Moffatt is a core member of the Maria family (506), a large intermediate belt family of stony asteroids. Alternatively, it has also been assigned to the stony Eunomia family (502), one of the most prominent families in the intermediate main belt with more than 5,000 members.

It orbits the Sun in the central main-belt at a distance of 2.2–3.0 AU once every 4 years and 2 months (1,520 days; semi-major axis of 2.59 AU). Its orbit has an eccentricity of 0.16 and an inclination of 16° with respect to the ecliptic. The body's observation arc begins with its first observation at Palomar Observatory in July 1978, a month prior to its official discovery observation at Bickley.
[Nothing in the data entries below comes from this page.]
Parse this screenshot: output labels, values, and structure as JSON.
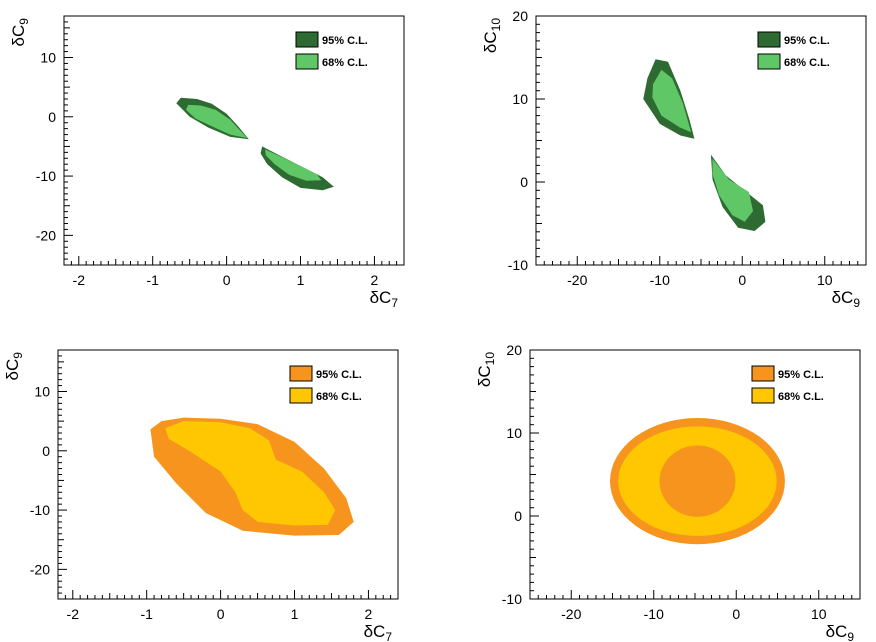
{
  "chart_data": [
    {
      "type": "contour",
      "xlabel": {
        "main": "δC",
        "sub": "7"
      },
      "ylabel": {
        "main": "δC",
        "sub": "9"
      },
      "xlim": [
        -2.2,
        2.4
      ],
      "ylim": [
        -25,
        17
      ],
      "xticks": [
        -2,
        -1,
        0,
        1,
        2
      ],
      "yticks": [
        -20,
        -10,
        0,
        10
      ],
      "legend_position": "top-right",
      "grid": false,
      "series": [
        {
          "name": "95% C.L.",
          "color": "#2e6b32",
          "regions": [
            [
              [
                -0.62,
                3.2
              ],
              [
                -0.4,
                3.0
              ],
              [
                -0.2,
                2.2
              ],
              [
                0.0,
                0.5
              ],
              [
                0.15,
                -1.5
              ],
              [
                0.3,
                -3.8
              ],
              [
                0.05,
                -3.4
              ],
              [
                -0.25,
                -1.8
              ],
              [
                -0.5,
                0.0
              ],
              [
                -0.68,
                2.3
              ]
            ],
            [
              [
                0.48,
                -5.0
              ],
              [
                0.7,
                -6.4
              ],
              [
                1.0,
                -8.3
              ],
              [
                1.3,
                -10.2
              ],
              [
                1.45,
                -11.8
              ],
              [
                1.3,
                -12.4
              ],
              [
                1.0,
                -12.0
              ],
              [
                0.75,
                -10.2
              ],
              [
                0.55,
                -8.0
              ],
              [
                0.46,
                -6.2
              ]
            ]
          ]
        },
        {
          "name": "68% C.L.",
          "color": "#60c767",
          "regions": [
            [
              [
                -0.52,
                2.0
              ],
              [
                -0.35,
                1.9
              ],
              [
                -0.15,
                1.2
              ],
              [
                0.05,
                -0.5
              ],
              [
                0.28,
                -3.6
              ],
              [
                0.05,
                -3.0
              ],
              [
                -0.2,
                -1.6
              ],
              [
                -0.42,
                -0.3
              ],
              [
                -0.55,
                1.2
              ]
            ],
            [
              [
                0.52,
                -5.5
              ],
              [
                0.75,
                -6.8
              ],
              [
                1.0,
                -8.3
              ],
              [
                1.22,
                -9.7
              ],
              [
                1.28,
                -10.7
              ],
              [
                1.08,
                -10.8
              ],
              [
                0.85,
                -9.8
              ],
              [
                0.65,
                -8.0
              ],
              [
                0.53,
                -6.5
              ]
            ]
          ]
        }
      ]
    },
    {
      "type": "contour",
      "xlabel": {
        "main": "δC",
        "sub": "9"
      },
      "ylabel": {
        "main": "δC",
        "sub": "10"
      },
      "xlim": [
        -25,
        15
      ],
      "ylim": [
        -10,
        20
      ],
      "xticks": [
        -20,
        -10,
        0,
        10
      ],
      "yticks": [
        -10,
        0,
        10,
        20
      ],
      "legend_position": "top-right",
      "grid": false,
      "series": [
        {
          "name": "95% C.L.",
          "color": "#2e6b32",
          "regions": [
            [
              [
                -11.5,
                12.5
              ],
              [
                -10.5,
                14.8
              ],
              [
                -9.0,
                14.5
              ],
              [
                -7.5,
                11.0
              ],
              [
                -6.4,
                7.5
              ],
              [
                -5.8,
                5.2
              ],
              [
                -7.5,
                5.6
              ],
              [
                -10.0,
                7.0
              ],
              [
                -12.0,
                10.0
              ]
            ],
            [
              [
                -3.8,
                3.3
              ],
              [
                -2.0,
                0.8
              ],
              [
                0.5,
                -1.2
              ],
              [
                2.5,
                -2.8
              ],
              [
                2.8,
                -4.8
              ],
              [
                1.5,
                -5.9
              ],
              [
                -0.5,
                -5.5
              ],
              [
                -2.4,
                -3.0
              ],
              [
                -3.6,
                0.3
              ]
            ]
          ]
        },
        {
          "name": "68% C.L.",
          "color": "#60c767",
          "regions": [
            [
              [
                -10.8,
                11.8
              ],
              [
                -9.8,
                13.5
              ],
              [
                -8.5,
                12.5
              ],
              [
                -7.2,
                9.5
              ],
              [
                -6.2,
                6.0
              ],
              [
                -7.6,
                6.6
              ],
              [
                -9.8,
                8.0
              ],
              [
                -10.9,
                10.2
              ]
            ],
            [
              [
                -3.6,
                2.8
              ],
              [
                -1.6,
                0.3
              ],
              [
                0.8,
                -1.2
              ],
              [
                1.3,
                -3.5
              ],
              [
                0.3,
                -4.8
              ],
              [
                -1.2,
                -4.0
              ],
              [
                -2.8,
                -1.6
              ],
              [
                -3.6,
                1.0
              ]
            ]
          ]
        }
      ]
    },
    {
      "type": "contour",
      "xlabel": {
        "main": "δC",
        "sub": "7"
      },
      "ylabel": {
        "main": "δC",
        "sub": "9"
      },
      "xlim": [
        -2.2,
        2.4
      ],
      "ylim": [
        -25,
        17
      ],
      "xticks": [
        -2,
        -1,
        0,
        1,
        2
      ],
      "yticks": [
        -20,
        -10,
        0,
        10
      ],
      "legend_position": "top-right",
      "grid": false,
      "series": [
        {
          "name": "95% C.L.",
          "color": "#f7941e",
          "regions": [
            [
              [
                -0.95,
                3.6
              ],
              [
                -0.8,
                5.0
              ],
              [
                -0.5,
                5.6
              ],
              [
                0.0,
                5.4
              ],
              [
                0.5,
                4.5
              ],
              [
                1.0,
                1.5
              ],
              [
                1.4,
                -3.0
              ],
              [
                1.7,
                -8.0
              ],
              [
                1.8,
                -12.0
              ],
              [
                1.6,
                -14.2
              ],
              [
                1.0,
                -14.3
              ],
              [
                0.3,
                -13.5
              ],
              [
                -0.2,
                -10.5
              ],
              [
                -0.6,
                -5.5
              ],
              [
                -0.9,
                -1.0
              ]
            ]
          ]
        },
        {
          "name": "68% C.L.",
          "color": "#ffc702",
          "regions": [
            [
              [
                -0.75,
                3.8
              ],
              [
                -0.5,
                5.0
              ],
              [
                0.0,
                4.8
              ],
              [
                0.4,
                3.8
              ],
              [
                0.65,
                1.8
              ],
              [
                0.75,
                -1.5
              ],
              [
                1.1,
                -3.5
              ],
              [
                1.4,
                -7.0
              ],
              [
                1.55,
                -10.0
              ],
              [
                1.45,
                -12.5
              ],
              [
                1.0,
                -12.6
              ],
              [
                0.5,
                -12.0
              ],
              [
                0.3,
                -10.0
              ],
              [
                0.2,
                -7.0
              ],
              [
                0.0,
                -3.5
              ],
              [
                -0.4,
                -0.2
              ],
              [
                -0.7,
                2.0
              ]
            ]
          ]
        }
      ]
    },
    {
      "type": "contour",
      "xlabel": {
        "main": "δC",
        "sub": "9"
      },
      "ylabel": {
        "main": "δC",
        "sub": "10"
      },
      "xlim": [
        -25,
        15
      ],
      "ylim": [
        -10,
        20
      ],
      "xticks": [
        -20,
        -10,
        0,
        10
      ],
      "yticks": [
        -10,
        0,
        10,
        20
      ],
      "legend_position": "top-right",
      "grid": false,
      "series": [
        {
          "name": "95% C.L.",
          "color": "#f7941e",
          "regions": [
            {
              "ellipse": true,
              "cx": -4.7,
              "cy": 4.2,
              "rx": 10.6,
              "ry": 7.6
            }
          ]
        },
        {
          "name": "68% C.L.",
          "color": "#ffc702",
          "regions": [
            {
              "ellipse": true,
              "cx": -4.7,
              "cy": 4.2,
              "rx": 9.6,
              "ry": 6.6
            }
          ]
        },
        {
          "name": "",
          "color": "#f7941e",
          "regions": [
            {
              "ellipse": true,
              "cx": -4.7,
              "cy": 4.2,
              "rx": 4.6,
              "ry": 4.3
            }
          ]
        }
      ]
    }
  ]
}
== Physical characteristics ==

Moffatt is an assumed stony S-type asteroid.

=== Rotation period ===

In November 2011, a rotational lightcurve of Moffatt was obtained from photometric observations by Chinese astronomers using the SARA telescopes of the Southeastern Association for Research in Astronomy at Kitt Peak and CTIO. Lightcurve analysis gave a rotation period of 5.187 hours and a brightness variation of 0.12 magnitude (U=2+). This supersedes a previous result from a fragmentary lightcurve by that gave a period of 5.195 hours with an amplitude of 0.27 magnitude (U=1).
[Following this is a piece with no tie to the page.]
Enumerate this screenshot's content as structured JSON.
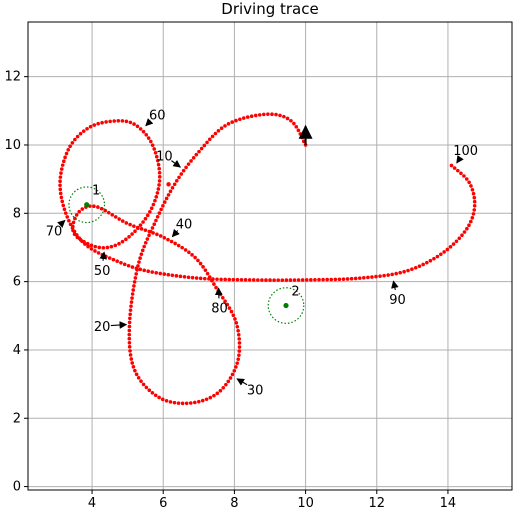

=== Diameter and albedo ===

According to the survey carried out by the NEOWISE mission of NASA's Wide-field Infrared Survey Explorer, Moffatt measures 8.597 kilometers in diameter and its surface has a high albedo of 0.345. The Collaborative Asteroid Lightcurve Link assumes an albedo of 0.21 – derived from 15 Eunomia, the parent body of the Eunomia family – and calculates a diameter of 10.06 kilometers based on an absolute magnitude of 12.3.

== Naming ==

This minor planet was named after Australian Ethelwin Moffatt (née Winzar, born 1926), a benefactor of the discovering Perth Observatory and a direct descendant of John Flamsteed (1646–1719), the first Astronomer Royal. The official naming citation was published by the Minor Planet Center on 2 September 2001 (M.P.C. 43380).